Jawa Timur dengan Ludruknya, Solo dengan Sriwedarinya, dan Jogja dengan Ketoprak Dagelan Mataram merupakan laboratorium-laboratorium lawak timbul dengan suburnya.
Sifat-sifat apa yang karakteristik Jawa atau Indonesia?
Untuk menentukan gaya atau karakteristik humor Indonesia, maka perlu ditinjau gaya Barat dahulu.
“Slapstick” comedy seperti yang dilakukan oleh Marx Brothers adalah typis bagi film Barat Amerika. Ini terang tidak ada pada kita. Piring beterbangan, tarcis dilempar ke kepala orang, jendela pecah, perabot dipotong-potong adalah komedi “hantam kromo”.
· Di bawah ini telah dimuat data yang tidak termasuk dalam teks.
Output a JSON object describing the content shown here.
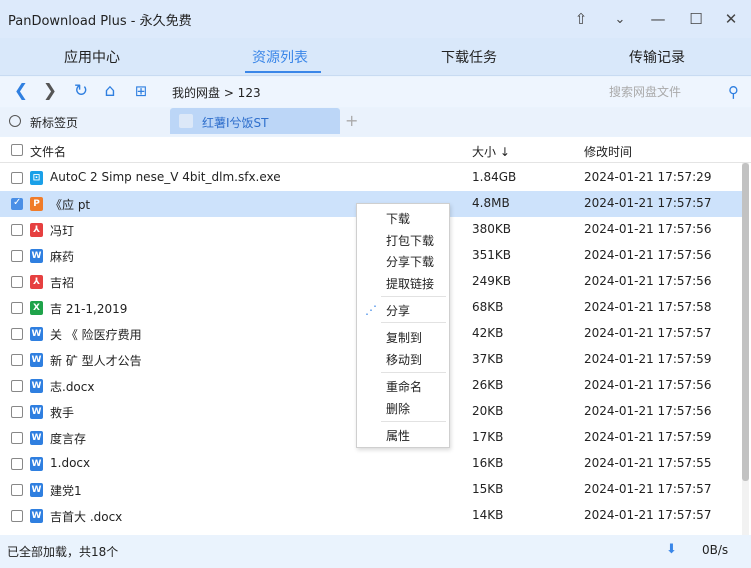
{
  "window": {
    "title": "PanDownload Plus - 永久免费",
    "controls": [
      "pin-icon",
      "chevron-down-icon",
      "minimize-icon",
      "maximize-icon",
      "close-icon"
    ]
  },
  "nav": {
    "tabs": [
      {
        "label": "应用中心",
        "active": false
      },
      {
        "label": "资源列表",
        "active": true
      },
      {
        "label": "下载任务",
        "active": false
      },
      {
        "label": "传输记录",
        "active": false
      }
    ]
  },
  "toolbar": {
    "icons": [
      "back-icon",
      "forward-icon",
      "refresh-icon",
      "home-icon",
      "new-folder-icon"
    ],
    "path": "我的网盘 > 123",
    "search_placeholder": "搜索网盘文件"
  },
  "tabstrip": {
    "new_tab_label": "新标签页",
    "user_tab_label": "红薯I兮饭ST"
  },
  "list": {
    "header": {
      "name": "文件名",
      "size": "大小 ↓",
      "modified": "修改时间"
    },
    "rows": [
      {
        "icon": "exe",
        "color": "#1aa0e8",
        "glyph": "⊡",
        "name": "AutoC       2       Simp            nese_V       4bit_dlm.sfx.exe",
        "size": "1.84GB",
        "date": "2024-01-21 17:57:29",
        "checked": false
      },
      {
        "icon": "ppt",
        "color": "#f07c2a",
        "glyph": "P",
        "name": "《应                 pt",
        "size": "4.8MB",
        "date": "2024-01-21 17:57:57",
        "checked": true
      },
      {
        "icon": "pdf",
        "color": "#e64040",
        "glyph": "⅄",
        "name": "冯玎",
        "size": "380KB",
        "date": "2024-01-21 17:57:56",
        "checked": false
      },
      {
        "icon": "doc",
        "color": "#2f7fe0",
        "glyph": "W",
        "name": "麻药",
        "size": "351KB",
        "date": "2024-01-21 17:57:56",
        "checked": false
      },
      {
        "icon": "pdf",
        "color": "#e64040",
        "glyph": "⅄",
        "name": "吉袑",
        "size": "249KB",
        "date": "2024-01-21 17:57:56",
        "checked": false
      },
      {
        "icon": "xls",
        "color": "#1fa34a",
        "glyph": "X",
        "name": "吉                              21-1,2019",
        "size": "68KB",
        "date": "2024-01-21 17:57:58",
        "checked": false
      },
      {
        "icon": "doc",
        "color": "#2f7fe0",
        "glyph": "W",
        "name": "关        《                                          险医疗费用",
        "size": "42KB",
        "date": "2024-01-21 17:57:57",
        "checked": false
      },
      {
        "icon": "doc",
        "color": "#2f7fe0",
        "glyph": "W",
        "name": "新              矿                                     型人才公告",
        "size": "37KB",
        "date": "2024-01-21 17:57:59",
        "checked": false
      },
      {
        "icon": "doc",
        "color": "#2f7fe0",
        "glyph": "W",
        "name": "                                                        志.docx",
        "size": "26KB",
        "date": "2024-01-21 17:57:56",
        "checked": false
      },
      {
        "icon": "doc",
        "color": "#2f7fe0",
        "glyph": "W",
        "name": "              救手",
        "size": "20KB",
        "date": "2024-01-21 17:57:56",
        "checked": false
      },
      {
        "icon": "doc",
        "color": "#2f7fe0",
        "glyph": "W",
        "name": "                 度言存",
        "size": "17KB",
        "date": "2024-01-21 17:57:59",
        "checked": false
      },
      {
        "icon": "doc",
        "color": "#2f7fe0",
        "glyph": "W",
        "name": "                                        1.docx",
        "size": "16KB",
        "date": "2024-01-21 17:57:55",
        "checked": false
      },
      {
        "icon": "doc",
        "color": "#2f7fe0",
        "glyph": "W",
        "name": "       建党1",
        "size": "15KB",
        "date": "2024-01-21 17:57:57",
        "checked": false
      },
      {
        "icon": "doc",
        "color": "#2f7fe0",
        "glyph": "W",
        "name": "吉首大                                     .docx",
        "size": "14KB",
        "date": "2024-01-21 17:57:57",
        "checked": false
      }
    ]
  },
  "context_menu": {
    "items": [
      "下载",
      "打包下载",
      "分享下载",
      "提取链接",
      "分享",
      "复制到",
      "移动到",
      "重命名",
      "删除",
      "属性"
    ]
  },
  "status": {
    "text": "已全部加载，共18个",
    "speed": "0B/s"
  }
}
Sejak Charlie Chaplin, Harold Loyd, Laurel — Hardy, Watt and Half Watt, Abbot-Costello, ke Marx Brothers, maka tendensi dari film kejar-kejaran parodi, tragikomedi ke slapstick disebabkan oleh luasnya kemungkinan-kemungkinan yang disebabkan oleh teknik perfilman, yang membuka kemungkinan-kemungkinan besar terhadap peluasan scope dan ruang gerak dari pemain-pemain.
Mabuk dengan ruang gerak yang tak terbatas ini maka produser-produser film telah menggali habis-habisan kemungkinan-kemungkinan ini dengan menggunakan segala “trik” pemotretan yang di pasaran.
Di layar TV ruang gerak ini menjadi terbatas lagi hingga lawak “bergerak” ke arah “witty dialogue” ala Bob Hope, situasi plays ala Jack Benny, dan pelawak-pelawak lain seperti Jerry Lewis, Dean Martin team, yang menyelinginya dengan nyanyian. Mulai dengan Jerry Lewis, maka lawak telah “ketepuran” melanggar batas-batas plausibility, yang mungkin terjadi atau yang dapat dipertanya terjadi (credibility). Artinya, main gila-gilaan. Gaya orang gila, atau orang sinting ini ditiru oleh sementara lawak kita seperti Us-Us menjadi prototipenya, aritnya prototipe tiruan.
Yang sekarang masih bertahan ialah “witty dialogues” atau monologue yang dilancarkan dengan “machine-gun velocity” oleh karena hanya dengan kecepatan penjadian ini masih dapat dipertahankan wittinessnya atau kelucuannya. Untuk itu perlu pengumpulan “gags” berbentuk ucapan kata, kalimat-kalimat bersilih kata (dubbelsinnig) sindiran-sindiran, kutipan-kutipan disertai dengan komen, yang ditulis oleh gag writers, penulis-penulis lawak bayaran.
Produser-produser kita belum pernah menggali kemungkinan sinema fotografi—kecuali Us-Us yang tidak lucu dan jiplakan—sesuai dengan selera publik Indonesia, karena terlalu sibuk membikin film-film ala Djanggo dan Sex.
Secara klasik, maka Ludruk menjadikan limericks (pantun-pantun yang lucu). Petruk-Gareng melakukan fungsi sebagai kritikus kehidupan. Sedangkan Dagelan menggali “human folly” dengan cerita-cerita yang khas. Permainan kata yang khas Jawa, salah tafsir, ejekan, dan umumnya seluruh kerangka dramatic vocabulary: parodi, karikatur, satire, wits.
Apakah kita telah kandas? Drama yang tidak menggali dari kehidupan sehari-hari adalah penjadian penghidupan cangkokan. Penulis-penulis kita harus mendengarkan tumbuhnay padi, dengan Walt Whitman, dan dia akan dengar bahwa bumi Indonesia kaya dengan permata dalam literatur, yang disebut… komedi.
Bandung 22 April 1969.
Mingguan Mahasiswa Indonesia edisi Jabar, no. 151, tahun 4, Minggu ke-1, 4 Mei 1969, hal 4.